I finally got around to completing my collection of the latest trilogy by The Hafler Trio. This is a fairly substantial, if austere, collection of drone based work, theorized by many to be built around the sound of a cello. Each member of the collection shares the common characteristics of the same foundation drone, out of which small shifts, processes, and other tones grow and shrink - again, in a very austere manner. This collection is in no hurry to get any where, nor does it spend too much pride emoting its minimalism. Each piece comes with an accompanying booklet and envelope, double layered with fly paper and textured card stock. Along with the subtle differences in sound between the three members of the set, there are subtle differences in the design and content of accompanying physical material.

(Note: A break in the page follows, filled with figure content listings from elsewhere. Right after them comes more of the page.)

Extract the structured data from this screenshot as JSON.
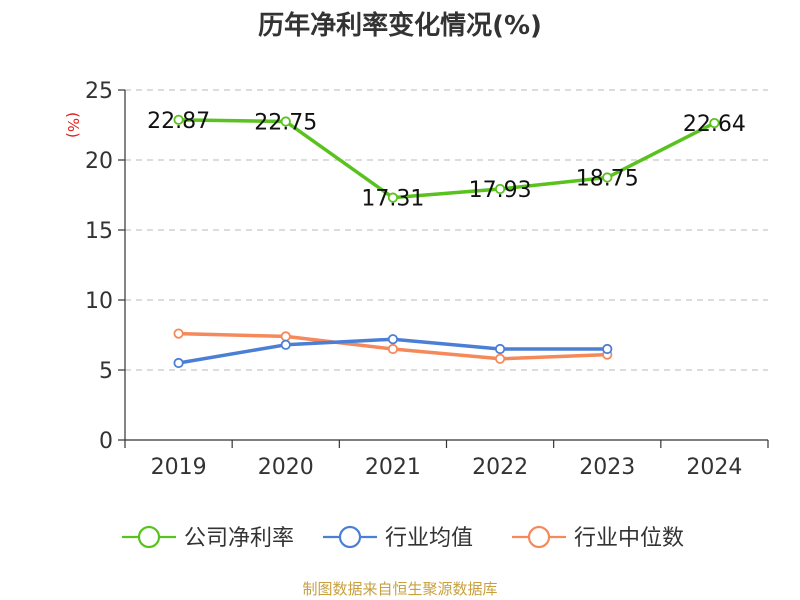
{
  "chart_data": {
    "type": "line",
    "title": "历年净利率变化情况(%)",
    "ylabel": "(%)",
    "categories": [
      "2019",
      "2020",
      "2021",
      "2022",
      "2023",
      "2024"
    ],
    "ylim": [
      0,
      25
    ],
    "yticks": [
      0,
      5,
      10,
      15,
      20,
      25
    ],
    "grid": true,
    "legend_position": "bottom",
    "series": [
      {
        "name": "公司净利率",
        "color": "#5ac21e",
        "show_labels": true,
        "values": [
          22.87,
          22.75,
          17.31,
          17.93,
          18.75,
          22.64
        ]
      },
      {
        "name": "行业均值",
        "color": "#4b7fd6",
        "show_labels": false,
        "values": [
          5.5,
          6.8,
          7.2,
          6.5,
          6.5,
          null
        ]
      },
      {
        "name": "行业中位数",
        "color": "#f5895a",
        "show_labels": false,
        "values": [
          7.6,
          7.4,
          6.5,
          5.8,
          6.1,
          null
        ]
      }
    ]
  },
  "source": "制图数据来自恒生聚源数据库"
}
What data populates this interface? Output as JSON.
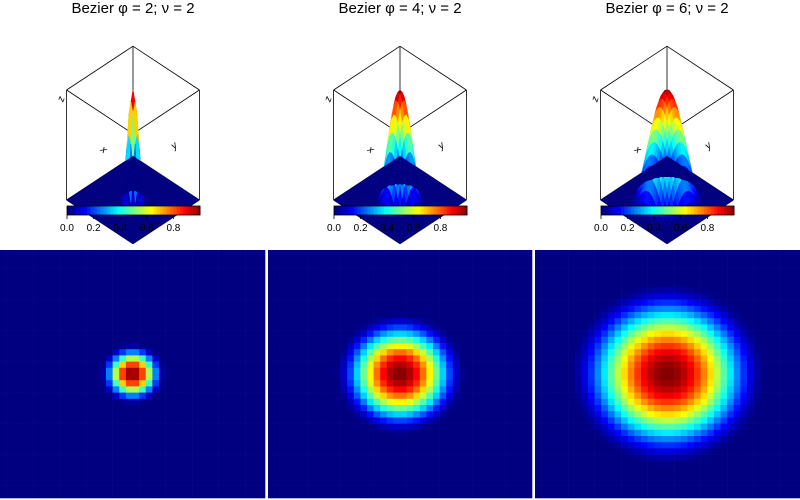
{
  "chart_data": [
    {
      "type": "surface",
      "title": "Bezier φ = 2; ν = 2",
      "phi": 2,
      "nu": 2,
      "axis_labels": {
        "x": "x",
        "y": "y",
        "z": "z"
      },
      "colorbar": {
        "ticks": [
          "0.0",
          "0.2",
          "0.4",
          "0.6",
          "0.8"
        ],
        "range": [
          0,
          1
        ]
      },
      "peak_value": 1.0
    },
    {
      "type": "surface",
      "title": "Bezier φ = 4; ν = 2",
      "phi": 4,
      "nu": 2,
      "axis_labels": {
        "x": "x",
        "y": "y",
        "z": "z"
      },
      "colorbar": {
        "ticks": [
          "0.0",
          "0.2",
          "0.4",
          "0.6",
          "0.8"
        ],
        "range": [
          0,
          1
        ]
      },
      "peak_value": 1.0
    },
    {
      "type": "surface",
      "title": "Bezier φ = 6; ν = 2",
      "phi": 6,
      "nu": 2,
      "axis_labels": {
        "x": "x",
        "y": "y",
        "z": "z"
      },
      "colorbar": {
        "ticks": [
          "0.0",
          "0.2",
          "0.4",
          "0.6",
          "0.8"
        ],
        "range": [
          0,
          1
        ]
      },
      "peak_value": 1.0
    },
    {
      "type": "heatmap",
      "phi": 2,
      "nu": 2,
      "grid": 40,
      "colormap": "jet",
      "range": [
        0,
        1
      ]
    },
    {
      "type": "heatmap",
      "phi": 4,
      "nu": 2,
      "grid": 40,
      "colormap": "jet",
      "range": [
        0,
        1
      ]
    },
    {
      "type": "heatmap",
      "phi": 6,
      "nu": 2,
      "grid": 40,
      "colormap": "jet",
      "range": [
        0,
        1
      ]
    }
  ]
}
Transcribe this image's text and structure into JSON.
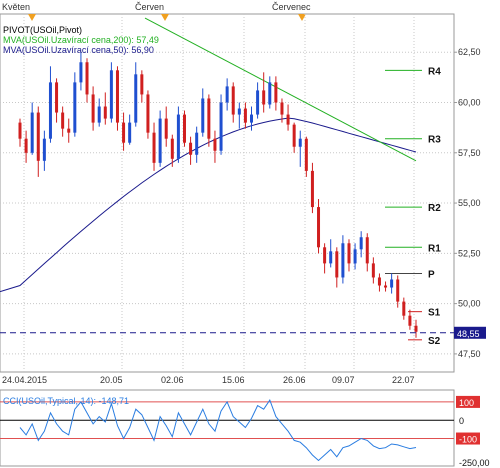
{
  "chart_data": [
    {
      "type": "candlestick",
      "month_labels": [
        "Květen",
        "Červen",
        "Červenec"
      ],
      "date_ticks": [
        "24.04.2015",
        "20.05",
        "02.06",
        "15.06",
        "26.06",
        "09.07",
        "22.07"
      ],
      "price_ticks": [
        "62,50",
        "60,00",
        "57,50",
        "55,00",
        "52,50",
        "50,00",
        "47,50"
      ],
      "ylim": [
        46.6,
        64.4
      ],
      "legend": [
        {
          "text": "PIVOT(USOil,Pivot)",
          "color": "#000000"
        },
        {
          "text": "MVA(USOil.Uzavírací cena,200): 57,49",
          "color": "#22b022"
        },
        {
          "text": "MVA(USOil.Uzavírací cena,50): 56,90",
          "color": "#1a1a8c"
        }
      ],
      "colors": {
        "up": "#1f4fd0",
        "down": "#d01f1f",
        "ma200": "#22b022",
        "ma50": "#1a1a8c",
        "pivot": "#22b022",
        "s_levels": "#d01f1f"
      },
      "current_price": {
        "value": 48.55,
        "label": "48,55"
      },
      "pivot_levels": [
        {
          "name": "R4",
          "value": 61.6
        },
        {
          "name": "R3",
          "value": 58.2
        },
        {
          "name": "R2",
          "value": 54.8
        },
        {
          "name": "R1",
          "value": 52.8
        },
        {
          "name": "P",
          "value": 51.5
        },
        {
          "name": "S1",
          "value": 49.6
        },
        {
          "name": "S2",
          "value": 48.2
        }
      ],
      "candles": [
        [
          59.0,
          59.2,
          57.8,
          58.2
        ],
        [
          58.2,
          58.6,
          57.0,
          57.5
        ],
        [
          57.5,
          60.0,
          57.4,
          59.5
        ],
        [
          59.5,
          59.8,
          56.3,
          57.1
        ],
        [
          57.1,
          58.6,
          56.6,
          58.2
        ],
        [
          58.2,
          61.8,
          58.0,
          61.0
        ],
        [
          61.0,
          61.2,
          59.0,
          59.5
        ],
        [
          59.5,
          59.8,
          58.3,
          58.7
        ],
        [
          58.7,
          59.2,
          58.0,
          58.5
        ],
        [
          58.5,
          61.5,
          58.3,
          61.0
        ],
        [
          61.0,
          62.5,
          60.6,
          62.0
        ],
        [
          62.0,
          62.2,
          60.0,
          60.4
        ],
        [
          60.4,
          60.8,
          58.6,
          59.0
        ],
        [
          59.0,
          60.2,
          58.8,
          59.8
        ],
        [
          59.8,
          60.5,
          58.9,
          59.2
        ],
        [
          59.2,
          62.0,
          59.0,
          61.6
        ],
        [
          61.6,
          61.8,
          58.6,
          59.0
        ],
        [
          59.0,
          59.5,
          57.6,
          58.0
        ],
        [
          58.0,
          59.4,
          57.9,
          59.0
        ],
        [
          59.0,
          62.0,
          58.8,
          61.4
        ],
        [
          61.4,
          61.6,
          60.0,
          60.4
        ],
        [
          60.4,
          60.6,
          58.2,
          58.5
        ],
        [
          58.5,
          59.0,
          56.6,
          57.0
        ],
        [
          57.0,
          59.6,
          56.8,
          59.2
        ],
        [
          59.2,
          59.8,
          57.8,
          58.2
        ],
        [
          58.2,
          58.4,
          56.8,
          57.2
        ],
        [
          57.2,
          59.8,
          57.0,
          59.4
        ],
        [
          59.4,
          59.6,
          57.8,
          58.0
        ],
        [
          58.0,
          58.3,
          56.9,
          57.4
        ],
        [
          57.4,
          58.8,
          57.0,
          58.5
        ],
        [
          58.5,
          60.7,
          58.3,
          60.2
        ],
        [
          60.2,
          60.4,
          57.8,
          58.2
        ],
        [
          58.2,
          58.6,
          57.0,
          57.6
        ],
        [
          57.6,
          60.4,
          57.4,
          60.0
        ],
        [
          60.0,
          61.2,
          59.6,
          60.8
        ],
        [
          60.8,
          61.0,
          59.0,
          59.4
        ],
        [
          59.4,
          60.0,
          58.7,
          59.7
        ],
        [
          59.7,
          60.0,
          58.7,
          59.0
        ],
        [
          59.0,
          59.8,
          58.6,
          59.4
        ],
        [
          59.4,
          61.0,
          59.2,
          60.6
        ],
        [
          60.6,
          61.5,
          59.5,
          59.9
        ],
        [
          59.9,
          61.3,
          59.7,
          61.0
        ],
        [
          61.0,
          61.3,
          59.6,
          60.0
        ],
        [
          60.0,
          60.2,
          59.0,
          59.4
        ],
        [
          59.4,
          59.9,
          58.6,
          58.9
        ],
        [
          58.9,
          59.0,
          57.5,
          57.8
        ],
        [
          57.8,
          58.6,
          56.8,
          58.2
        ],
        [
          58.2,
          58.3,
          56.3,
          56.6
        ],
        [
          56.6,
          57.0,
          54.5,
          54.8
        ],
        [
          54.8,
          55.2,
          52.5,
          52.8
        ],
        [
          52.8,
          53.0,
          51.5,
          52.0
        ],
        [
          52.0,
          53.2,
          51.8,
          52.6
        ],
        [
          52.6,
          52.8,
          50.8,
          51.3
        ],
        [
          51.3,
          53.4,
          51.0,
          53.0
        ],
        [
          53.0,
          53.2,
          51.6,
          52.0
        ],
        [
          52.0,
          53.0,
          51.7,
          52.7
        ],
        [
          52.7,
          53.6,
          52.3,
          53.3
        ],
        [
          53.3,
          53.5,
          51.6,
          52.0
        ],
        [
          52.0,
          52.3,
          51.0,
          51.3
        ],
        [
          51.3,
          51.5,
          50.6,
          50.9
        ],
        [
          50.9,
          51.1,
          50.6,
          50.8
        ],
        [
          50.8,
          51.5,
          50.5,
          51.2
        ],
        [
          51.2,
          51.4,
          49.8,
          50.1
        ],
        [
          50.1,
          50.3,
          49.2,
          49.4
        ],
        [
          49.4,
          49.7,
          48.7,
          48.9
        ],
        [
          48.9,
          49.2,
          48.3,
          48.6
        ]
      ]
    },
    {
      "type": "line",
      "legend": "CCI(USOil,Typical, 14): -148,71",
      "ticks": [
        "100",
        "0",
        "-100",
        "-250,00"
      ],
      "levels": [
        100,
        0,
        -100
      ],
      "ylim": [
        -250,
        165
      ],
      "color": "#2a7de1",
      "values": [
        -40,
        -80,
        -20,
        -110,
        -60,
        40,
        -20,
        -60,
        -80,
        60,
        100,
        40,
        -20,
        20,
        -10,
        90,
        -30,
        -100,
        -40,
        60,
        30,
        -40,
        -110,
        20,
        -30,
        -90,
        40,
        -20,
        -80,
        -10,
        60,
        -20,
        -60,
        50,
        100,
        20,
        -10,
        -40,
        10,
        80,
        60,
        110,
        20,
        -20,
        -60,
        -110,
        -120,
        -150,
        -190,
        -220,
        -190,
        -160,
        -200,
        -150,
        -140,
        -120,
        -100,
        -110,
        -140,
        -155,
        -150,
        -130,
        -135,
        -145,
        -155,
        -149
      ]
    }
  ]
}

Each part is bound to one of faith, love, or hope, as applied to consciousness, feeling, and the body. And each part praises consciousness, lambasts feeling, and seems indifferent (or a tad cruel) to the body. In the realm of consciousness, the series is a fascinating tool. I sat high up in my apartment last night, with my feet hanging out the large south windows from which I can see the entire valley sprawling out from the city. I stared, unfeeling (or just uninspired) by the twinkling lights. The psycho-acoustics would flare up, significantly, at times, filling the apartment space in a way that a turn of the head would cause different tonal sensations (a technique powerfully employed on Ryoji Ikeda's Matrix [for rooms] disc). The tones fused with the sounds of the street so that at times the source of some of said sounds were difficult to ascertain.
Deep into No More Twain, Of One Flesh: 11 Unequivocal Obsecrations, I was deep into trance and ripped apart by my own twain - two entities guiding and dividing my life right now - and had to fight my way out of such deep and frightening consciousness and back into the body. Scratches and cold medal were put to use to reinvigorate the breath and to bring myself down out of the super present to the merely present.